I started out with Win 7 on an SSD drive, and a 500GB data drive. I then partitioned off about 225GB from the hard drive to try Windows 10. I liked it, so I ran a dual boot system with Win 7 on an SSD, and windows 10 on the hard drive. I thought I would speed up Windows 10 by putting it on a new SSD. I cloned the HDD with ATI 2016 using the clone disk tool, excluding the second partition, so the 225GB would fit on the new 240+GB SSD. It cloned fine but I can't the new drive to be recognized as a boot drive, because I am keeping the HDD that it was cloned from in the computer. If I disconnect the HDD, I get the "press any key to boot from floppy" message. I don't want to erase the original Windows 10 install, until I have the cloned version working properly. 

I have cloned HDD many times before, and they all worked fine. I am sure this is messing up because the 'boot information' is still being read from the HDD that is still in the system.

Can someone please help me edit, move or rewrite the 'boot information' for my computer? Thank you.

0 Users found this helpful

edit

You must go into your bios and set your new Win 10 partition as the first boot HD.

I did that and got a 'MBR error 1, press any key to boot from floppy' message.

I would think you could do a backup of the Win10 HDD, if you do not already have one, and restore Win10 and the MBR (make sure to check this option) to the new SSD. 

Generally, when you clone a disk you should remove (disconnect) the disk that was cloned from the system before booting to the new disk.

I am not entirely certain if the MBR restore is available on a partition backup. I haven't used MBR disks in a while. Perhaps someone that knows will chime in.

When you installed Windows 10 on the computer, Windows modified the Windows 7 boot records to set up the dual boot. When you moved the Windows 10 installation to another disk, the boot records where not updated properly.

The fact that you booted with both the old disk and the new SSD with the same Windows 10 instance installed probably made things worse.

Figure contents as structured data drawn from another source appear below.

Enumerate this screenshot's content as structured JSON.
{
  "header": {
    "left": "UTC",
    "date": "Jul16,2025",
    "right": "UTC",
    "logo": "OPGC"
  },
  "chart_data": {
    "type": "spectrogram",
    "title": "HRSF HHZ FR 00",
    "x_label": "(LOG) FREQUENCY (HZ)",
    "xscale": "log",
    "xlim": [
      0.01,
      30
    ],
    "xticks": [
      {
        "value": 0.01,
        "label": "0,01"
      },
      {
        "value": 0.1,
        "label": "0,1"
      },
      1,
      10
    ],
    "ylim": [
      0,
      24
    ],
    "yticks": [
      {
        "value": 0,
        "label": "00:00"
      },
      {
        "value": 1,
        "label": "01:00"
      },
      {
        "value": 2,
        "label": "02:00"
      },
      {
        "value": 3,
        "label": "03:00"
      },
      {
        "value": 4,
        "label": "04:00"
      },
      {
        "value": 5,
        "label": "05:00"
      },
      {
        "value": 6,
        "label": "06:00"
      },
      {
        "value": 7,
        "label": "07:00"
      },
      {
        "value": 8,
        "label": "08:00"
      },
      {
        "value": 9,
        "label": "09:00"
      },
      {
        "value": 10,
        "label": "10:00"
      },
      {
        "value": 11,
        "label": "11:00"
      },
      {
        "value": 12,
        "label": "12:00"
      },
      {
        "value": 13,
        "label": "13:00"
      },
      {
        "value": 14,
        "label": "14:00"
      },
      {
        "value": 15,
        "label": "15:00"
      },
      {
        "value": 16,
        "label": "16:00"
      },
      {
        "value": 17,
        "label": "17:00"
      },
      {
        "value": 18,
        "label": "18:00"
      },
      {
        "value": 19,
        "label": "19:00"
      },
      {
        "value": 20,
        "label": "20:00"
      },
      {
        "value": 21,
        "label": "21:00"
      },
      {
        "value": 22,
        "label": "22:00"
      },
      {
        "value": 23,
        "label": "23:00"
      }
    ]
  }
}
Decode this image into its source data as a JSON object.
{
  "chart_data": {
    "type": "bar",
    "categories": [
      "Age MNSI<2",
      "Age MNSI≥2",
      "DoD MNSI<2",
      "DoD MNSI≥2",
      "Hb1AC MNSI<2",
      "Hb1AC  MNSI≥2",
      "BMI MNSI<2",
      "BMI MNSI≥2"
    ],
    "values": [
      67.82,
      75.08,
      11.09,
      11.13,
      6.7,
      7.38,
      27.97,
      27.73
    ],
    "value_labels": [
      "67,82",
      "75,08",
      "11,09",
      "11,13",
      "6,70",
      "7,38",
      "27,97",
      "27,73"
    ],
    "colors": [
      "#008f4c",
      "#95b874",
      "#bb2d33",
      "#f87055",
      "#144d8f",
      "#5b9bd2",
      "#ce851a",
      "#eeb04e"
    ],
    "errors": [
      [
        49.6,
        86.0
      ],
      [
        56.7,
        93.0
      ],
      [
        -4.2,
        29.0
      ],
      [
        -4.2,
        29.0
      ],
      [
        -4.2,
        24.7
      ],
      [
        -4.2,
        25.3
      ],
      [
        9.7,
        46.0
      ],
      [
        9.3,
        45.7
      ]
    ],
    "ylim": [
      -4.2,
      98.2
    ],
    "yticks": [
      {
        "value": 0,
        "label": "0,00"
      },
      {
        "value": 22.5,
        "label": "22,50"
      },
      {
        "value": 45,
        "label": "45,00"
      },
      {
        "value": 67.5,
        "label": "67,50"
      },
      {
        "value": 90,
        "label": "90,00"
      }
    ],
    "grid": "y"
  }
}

You have to perform a disk backup of the Windows 10 installation, then disconnect the HDD, replace it with the SSD and restore your image on the SSD. If the computer cannot find the Windows 10 installation, you will have to boot the computer on the Windows 10 installatin DVD and use the bootrec command to:

- scan for OS

- rebuild the BCD accordingly

- fix the MBR (all these are bootrec nativec ommands).

Beginner
Messaggi: 1
Commenti: 2

All was well when I cloned disk in Acronis 16 but after upgrade to 18 the disk can't be recognized. But it will boot when fitted in my comp.

HELP!!!

 

Sorry but too little information and posted in the wrong forum.

Please open a New Topic for your issue in the Acronis True Image 2018 Forum and provide more details of exactly what you are doing, how you are doing it etc?